Conditions also chain. A pod progresses through PodScheduled, then Initialized (init containers done), then ContainersReady, and finally Ready. A failure earlier in that chain blocks the later ones, so always read the first False condition rather than the last. View them with:
kubectl get pod my-pod -o jsonpath='{.status.conditions}'
kubectl describe pod my-pod
The reason and message fields shown by describe are where the actionable detail lives — Unschedulable, ProgressDeadlineExceeded, CrashLoopBackOff and so on.
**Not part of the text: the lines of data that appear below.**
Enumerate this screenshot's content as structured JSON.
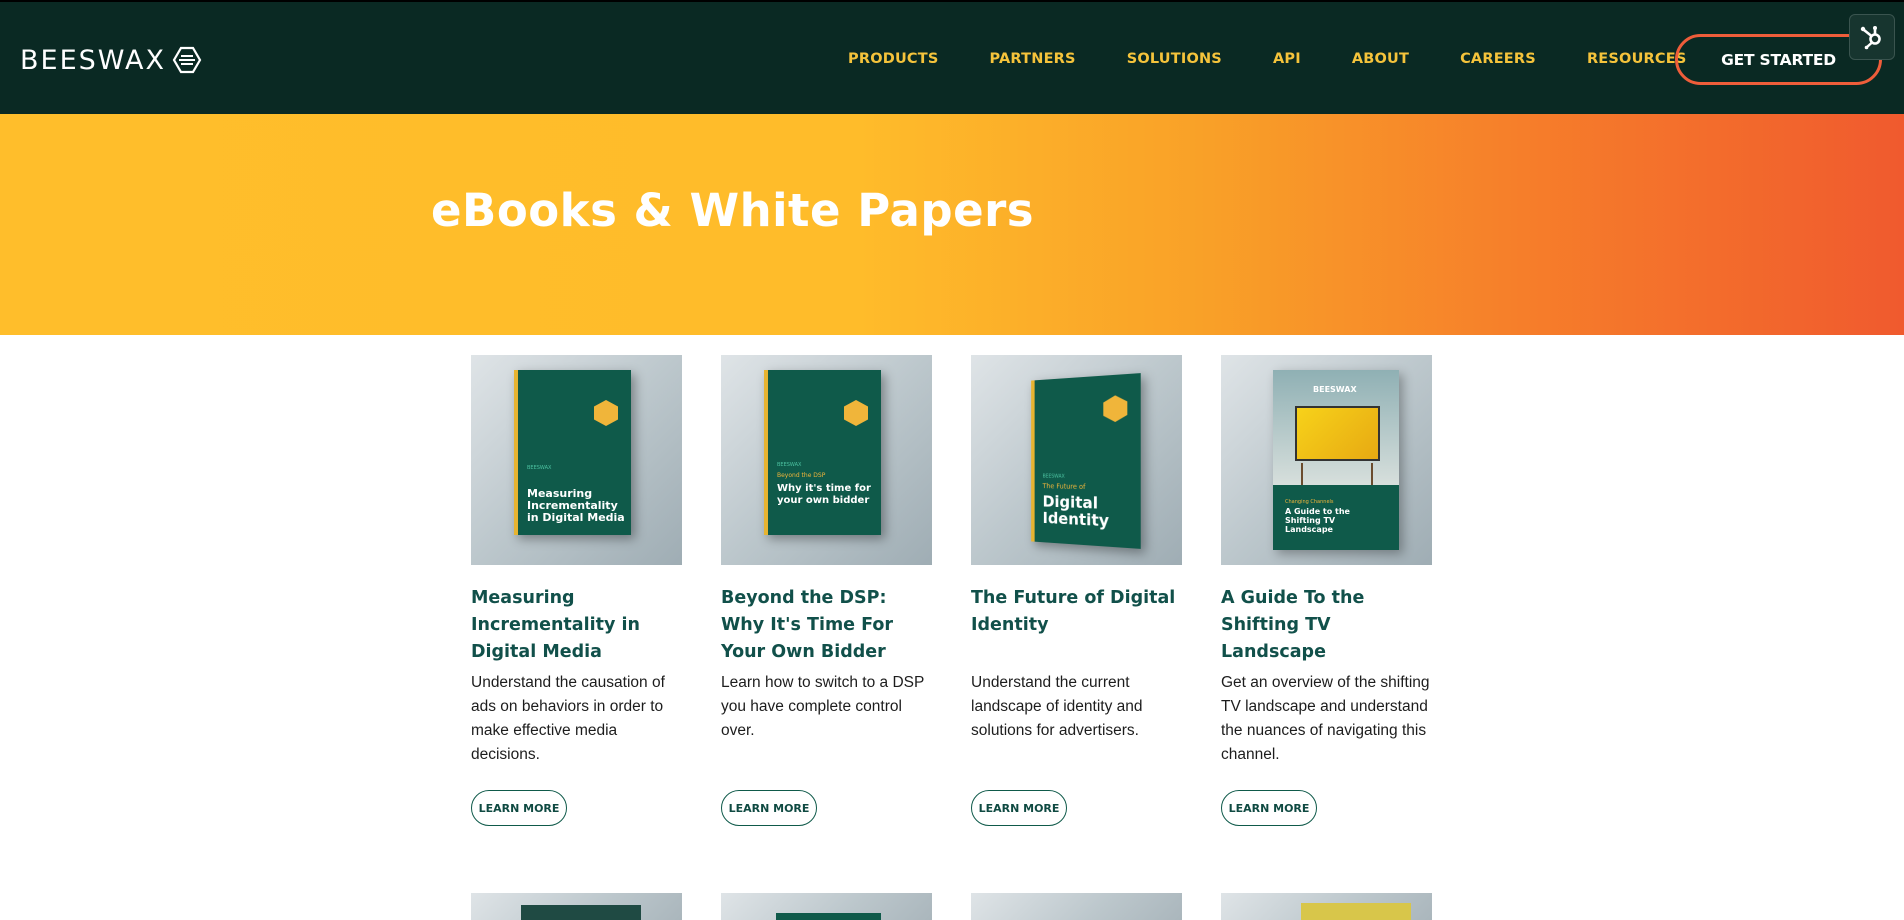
{
  "header": {
    "logo_text": "BEESWAX",
    "nav": [
      "PRODUCTS",
      "PARTNERS",
      "SOLUTIONS",
      "API",
      "ABOUT",
      "CAREERS",
      "RESOURCES"
    ],
    "cta_label": "GET STARTED",
    "bg_color": "#0a2923",
    "nav_color": "#f5c33b",
    "cta_border_color": "#ef5d3a"
  },
  "hero": {
    "title": "eBooks & White Papers"
  },
  "cards": [
    {
      "title": "Measuring Incrementality in Digital Media",
      "description": "Understand the causation of ads on behaviors in order to make effective media decisions.",
      "button": "LEARN MORE",
      "cover_title": "Measuring Incrementality in Digital Media",
      "cover_brand": "BEESWAX"
    },
    {
      "title": "Beyond the DSP: Why It's Time For Your Own Bidder",
      "description": "Learn how to switch to a DSP you have complete control over.",
      "button": "LEARN MORE",
      "cover_kicker": "Beyond the DSP",
      "cover_title": "Why it's time for your own bidder",
      "cover_brand": "BEESWAX"
    },
    {
      "title": "The Future of Digital Identity",
      "description": "Understand the current landscape of identity and solutions for advertisers.",
      "button": "LEARN MORE",
      "cover_kicker": "The Future of",
      "cover_title": "Digital Identity",
      "cover_brand": "BEESWAX"
    },
    {
      "title": "A Guide To the Shifting TV Landscape",
      "description": "Get an overview of the shifting TV landscape and understand the nuances of navigating this channel.",
      "button": "LEARN MORE",
      "cover_kicker": "Changing Channels",
      "cover_title": "A Guide to the Shifting TV Landscape",
      "cover_brand": "BEESWAX"
    }
  ]
}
Common condition reference
Pod conditions
| Condition | True means | False/Unknown means |
|---|---|---|
PodScheduled | A node was selected | No schedulable node found (resource pressure, taints) |
Initialized | All init containers completed | An init container failed or is still running |
ContainersReady | Every container passed its readiness probe | At least one container is not ready |
Ready | Pod can serve traffic | Follows from ContainersReady; excluded from Service endpoints |
Deployment conditions
| Condition | True means | False means |
|---|---|---|
Available | Enough ready replicas to satisfy minReadySeconds | Too few replicas are running |
Progressing | Rollout is moving forward | Deadline exceeded; check new ReplicaSet pods |
Node conditions
| Condition | True means | Action needed |
|---|---|---|
Ready | Kubelet is healthy and accepting pods | Unknown: check kubelet, node networking |
MemoryPressure | Available memory below eviction threshold | Reduce pod memory footprint or add capacity |
DiskPressure | Disk space below eviction threshold | Clear images, logs, or add storage |
PIDPressure | Process count near node limit | Check runaway processes or increase PID limits |
PVC conditions
| Condition | Meaning |
|---|---|
| Bound | Volume found and attached |
| Pending | No matching PV or provisioner; check StorageClass and capacity request |
Diagnostic commands
Sort cluster events to see condition transitions in time order:
kubectl get events --sort-by=.lastTimestamp
Inspect a pod’s exact condition JSON for the machine-readable reason:
kubectl get pod my-pod -o jsonpath='{.status.conditions}' | python3 -m json.tool
Check a deployment’s rollout status:
kubectl rollout status deployment/my-app
Tips and notes
- For nodes,
Ready=Unknownalmost always points at the kubelet or node networking rather than the workloads — check that the node is reachable and the kubelet service is running. - For deployments, watch both
Available(enough ready replicas) andProgressing(rollout moving) — a healthy rollout ends with bothTrueandProgressing.reason=NewReplicaSetAvailable. - Treat node pressure conditions as capacity signals: tune requests/limits, enable cluster autoscaling, or add nodes before the kubelet starts evicting pods.
- The first
Falsecondition in the chain is usually the root cause — reading fromPodScheduleddownward prevents chasing symptoms.